Passing the stone coat of arms on the left
and an intriguing cellar-like door with royal crown
we found a christening taking place inside the chapel (1500s with baroque accretions) to which we were welcomed, sitting on a bench alongside paper and crayons which little girls rushed up to use from time to time. Modern Norwegian dad knew how to rock his crying infant into stillness.
Pretty as the chapel undoubtedly is, Oslo Cathedral has the bigger treasures, though it isn't really the sum of its parts.

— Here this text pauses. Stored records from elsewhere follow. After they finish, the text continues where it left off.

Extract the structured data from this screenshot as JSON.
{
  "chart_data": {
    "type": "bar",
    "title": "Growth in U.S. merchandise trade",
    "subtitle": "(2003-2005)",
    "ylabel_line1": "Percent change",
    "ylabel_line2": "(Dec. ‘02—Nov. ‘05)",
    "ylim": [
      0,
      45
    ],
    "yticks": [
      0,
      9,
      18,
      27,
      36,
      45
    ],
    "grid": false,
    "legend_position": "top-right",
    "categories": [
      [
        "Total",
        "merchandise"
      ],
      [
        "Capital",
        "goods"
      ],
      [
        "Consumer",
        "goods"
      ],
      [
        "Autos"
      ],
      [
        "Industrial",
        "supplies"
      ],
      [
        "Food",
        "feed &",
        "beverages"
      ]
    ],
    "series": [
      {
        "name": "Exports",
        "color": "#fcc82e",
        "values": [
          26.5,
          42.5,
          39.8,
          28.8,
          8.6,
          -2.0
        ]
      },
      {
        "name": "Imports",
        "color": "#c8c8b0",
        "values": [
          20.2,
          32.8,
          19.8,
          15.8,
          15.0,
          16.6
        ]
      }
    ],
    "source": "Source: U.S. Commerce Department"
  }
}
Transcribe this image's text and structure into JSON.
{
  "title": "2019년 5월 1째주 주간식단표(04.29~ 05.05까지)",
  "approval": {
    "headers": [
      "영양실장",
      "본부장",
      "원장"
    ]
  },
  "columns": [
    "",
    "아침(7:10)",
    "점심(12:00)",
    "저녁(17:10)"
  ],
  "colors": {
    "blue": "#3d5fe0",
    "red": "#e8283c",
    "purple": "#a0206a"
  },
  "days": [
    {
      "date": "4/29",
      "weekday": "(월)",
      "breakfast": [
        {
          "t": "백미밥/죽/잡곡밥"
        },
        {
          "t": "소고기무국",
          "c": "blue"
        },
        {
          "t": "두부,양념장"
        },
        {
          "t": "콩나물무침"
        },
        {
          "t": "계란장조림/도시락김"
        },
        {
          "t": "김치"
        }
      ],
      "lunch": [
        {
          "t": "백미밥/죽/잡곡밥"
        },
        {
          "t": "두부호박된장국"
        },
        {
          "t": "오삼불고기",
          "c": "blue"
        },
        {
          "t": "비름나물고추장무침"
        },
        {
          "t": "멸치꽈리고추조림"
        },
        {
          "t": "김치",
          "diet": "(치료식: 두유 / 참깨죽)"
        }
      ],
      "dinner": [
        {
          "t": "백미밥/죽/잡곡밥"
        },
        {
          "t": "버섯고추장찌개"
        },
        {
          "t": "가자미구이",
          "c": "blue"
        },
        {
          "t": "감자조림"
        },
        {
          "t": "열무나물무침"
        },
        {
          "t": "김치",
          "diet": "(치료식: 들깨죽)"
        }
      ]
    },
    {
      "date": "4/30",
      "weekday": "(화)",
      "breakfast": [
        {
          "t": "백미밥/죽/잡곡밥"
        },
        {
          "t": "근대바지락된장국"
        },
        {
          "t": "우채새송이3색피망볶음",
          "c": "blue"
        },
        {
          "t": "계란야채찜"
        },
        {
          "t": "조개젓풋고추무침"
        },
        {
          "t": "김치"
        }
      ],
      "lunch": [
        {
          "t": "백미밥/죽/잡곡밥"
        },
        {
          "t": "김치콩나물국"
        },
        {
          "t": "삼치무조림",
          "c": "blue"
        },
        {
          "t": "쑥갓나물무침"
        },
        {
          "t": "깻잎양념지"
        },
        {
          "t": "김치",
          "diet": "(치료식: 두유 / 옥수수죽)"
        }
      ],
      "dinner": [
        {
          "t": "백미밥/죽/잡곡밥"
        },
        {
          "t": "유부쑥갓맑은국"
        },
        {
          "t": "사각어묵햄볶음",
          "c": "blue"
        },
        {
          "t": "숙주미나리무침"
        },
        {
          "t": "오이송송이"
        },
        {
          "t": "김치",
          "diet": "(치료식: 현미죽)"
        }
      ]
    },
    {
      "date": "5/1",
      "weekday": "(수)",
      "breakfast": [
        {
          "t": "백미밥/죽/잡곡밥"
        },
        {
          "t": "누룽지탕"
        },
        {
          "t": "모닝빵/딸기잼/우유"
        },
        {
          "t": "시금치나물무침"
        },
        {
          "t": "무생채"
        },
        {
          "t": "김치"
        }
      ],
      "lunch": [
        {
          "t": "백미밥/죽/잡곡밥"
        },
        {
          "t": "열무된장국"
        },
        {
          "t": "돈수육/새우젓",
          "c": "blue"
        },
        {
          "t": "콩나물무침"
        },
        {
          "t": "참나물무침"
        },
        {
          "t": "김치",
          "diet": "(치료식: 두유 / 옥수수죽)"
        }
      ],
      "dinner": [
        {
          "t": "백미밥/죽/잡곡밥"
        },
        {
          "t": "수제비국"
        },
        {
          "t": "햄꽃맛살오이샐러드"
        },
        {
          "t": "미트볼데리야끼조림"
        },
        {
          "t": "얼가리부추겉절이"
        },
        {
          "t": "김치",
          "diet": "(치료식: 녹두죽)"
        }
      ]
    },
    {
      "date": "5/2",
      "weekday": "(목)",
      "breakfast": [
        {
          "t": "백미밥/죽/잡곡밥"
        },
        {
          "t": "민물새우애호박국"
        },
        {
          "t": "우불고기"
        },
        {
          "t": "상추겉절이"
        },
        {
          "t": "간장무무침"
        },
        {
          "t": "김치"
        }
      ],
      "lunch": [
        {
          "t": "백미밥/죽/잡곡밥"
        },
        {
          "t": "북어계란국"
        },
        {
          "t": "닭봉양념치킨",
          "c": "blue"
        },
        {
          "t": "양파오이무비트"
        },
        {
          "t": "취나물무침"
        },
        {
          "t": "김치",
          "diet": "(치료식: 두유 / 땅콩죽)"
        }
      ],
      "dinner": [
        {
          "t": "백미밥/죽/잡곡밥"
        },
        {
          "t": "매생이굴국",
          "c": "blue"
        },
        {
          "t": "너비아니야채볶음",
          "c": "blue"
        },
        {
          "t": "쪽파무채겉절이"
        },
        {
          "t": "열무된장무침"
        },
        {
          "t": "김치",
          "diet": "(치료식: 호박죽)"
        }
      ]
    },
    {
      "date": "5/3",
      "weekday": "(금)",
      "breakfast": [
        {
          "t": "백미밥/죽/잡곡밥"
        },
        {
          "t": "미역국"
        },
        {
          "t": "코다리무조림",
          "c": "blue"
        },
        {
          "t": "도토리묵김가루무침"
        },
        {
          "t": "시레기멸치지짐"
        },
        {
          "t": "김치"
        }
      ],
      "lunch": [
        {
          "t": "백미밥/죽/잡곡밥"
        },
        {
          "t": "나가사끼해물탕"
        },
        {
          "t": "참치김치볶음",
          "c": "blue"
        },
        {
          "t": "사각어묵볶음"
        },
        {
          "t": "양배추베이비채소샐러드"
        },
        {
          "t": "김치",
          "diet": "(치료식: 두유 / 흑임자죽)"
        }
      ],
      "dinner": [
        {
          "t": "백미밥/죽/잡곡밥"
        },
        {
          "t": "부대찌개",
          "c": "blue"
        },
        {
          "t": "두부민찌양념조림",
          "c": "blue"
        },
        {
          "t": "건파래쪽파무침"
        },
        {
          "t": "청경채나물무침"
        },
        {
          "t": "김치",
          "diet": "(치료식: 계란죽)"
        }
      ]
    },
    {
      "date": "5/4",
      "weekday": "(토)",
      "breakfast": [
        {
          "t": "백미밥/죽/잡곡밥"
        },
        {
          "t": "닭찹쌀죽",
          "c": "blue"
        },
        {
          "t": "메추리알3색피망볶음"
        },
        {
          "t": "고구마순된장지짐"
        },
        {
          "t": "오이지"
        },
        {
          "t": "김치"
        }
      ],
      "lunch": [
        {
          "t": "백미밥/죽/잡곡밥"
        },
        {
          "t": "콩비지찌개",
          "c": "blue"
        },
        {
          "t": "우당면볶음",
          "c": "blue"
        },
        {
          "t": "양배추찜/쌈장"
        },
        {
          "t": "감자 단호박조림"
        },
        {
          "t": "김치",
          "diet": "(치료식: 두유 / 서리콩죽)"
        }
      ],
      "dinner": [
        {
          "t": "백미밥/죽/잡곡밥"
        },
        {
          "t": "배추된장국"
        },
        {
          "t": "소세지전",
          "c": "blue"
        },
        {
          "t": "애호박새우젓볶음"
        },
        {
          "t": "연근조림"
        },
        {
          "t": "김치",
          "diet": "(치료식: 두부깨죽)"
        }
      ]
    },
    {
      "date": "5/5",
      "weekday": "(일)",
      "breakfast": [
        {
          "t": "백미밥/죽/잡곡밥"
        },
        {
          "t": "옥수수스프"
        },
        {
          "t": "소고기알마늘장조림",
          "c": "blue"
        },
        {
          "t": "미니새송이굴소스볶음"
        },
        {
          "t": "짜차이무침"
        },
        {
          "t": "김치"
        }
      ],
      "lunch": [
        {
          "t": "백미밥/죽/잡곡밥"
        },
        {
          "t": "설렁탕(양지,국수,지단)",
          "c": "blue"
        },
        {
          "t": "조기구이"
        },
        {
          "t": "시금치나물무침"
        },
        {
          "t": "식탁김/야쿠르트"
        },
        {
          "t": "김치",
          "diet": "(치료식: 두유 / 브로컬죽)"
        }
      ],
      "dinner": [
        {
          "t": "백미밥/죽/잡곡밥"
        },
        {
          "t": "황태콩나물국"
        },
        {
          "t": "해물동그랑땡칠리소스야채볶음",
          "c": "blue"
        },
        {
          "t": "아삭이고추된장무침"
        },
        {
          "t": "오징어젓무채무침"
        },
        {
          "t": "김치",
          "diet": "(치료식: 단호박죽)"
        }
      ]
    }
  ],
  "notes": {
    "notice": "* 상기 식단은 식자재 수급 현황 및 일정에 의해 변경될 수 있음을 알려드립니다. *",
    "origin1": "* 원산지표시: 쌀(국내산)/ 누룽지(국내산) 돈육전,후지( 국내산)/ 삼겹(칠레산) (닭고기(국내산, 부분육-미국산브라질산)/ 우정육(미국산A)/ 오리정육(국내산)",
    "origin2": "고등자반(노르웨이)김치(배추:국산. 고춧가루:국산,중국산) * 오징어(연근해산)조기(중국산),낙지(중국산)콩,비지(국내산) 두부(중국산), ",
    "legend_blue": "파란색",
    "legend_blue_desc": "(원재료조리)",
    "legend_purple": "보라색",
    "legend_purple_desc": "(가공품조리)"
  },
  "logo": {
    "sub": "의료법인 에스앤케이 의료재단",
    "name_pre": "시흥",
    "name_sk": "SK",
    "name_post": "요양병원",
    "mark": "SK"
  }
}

The present building was consecrated in 1697 and much done over in 1848-50, though the Gothicisation then has been reduced in favour of many of the original baroque fittings. These include the 1700 carved altarpiece,
the singular font of 1726,
the1727 organ facade which conceals a state-of-the-art instrument
and the 1699 pulpit,
not a patch on the one in Stavanger Cathedral, but with the curiosity of multiple hour-glasses to time the sermon.
What's relatively modern is well done here, too, especially the chancel windows by Emanuel Vigeland c. 1910.
That's quite enough of old Christiania for now. I'd like to explore further. My Icelandic friend Steinunn pointed out that while Reykjavík doesn't change its essential character too much between winter and summer - though I found it hauntingly empty on a Sunday afternoon in early February - Oslo is a completely different city in July and August. Hoping to return then and see much more in and around the city. In the meantime, a grotesque farewell in front of a real scream of a train in Oslo Airport's railway station.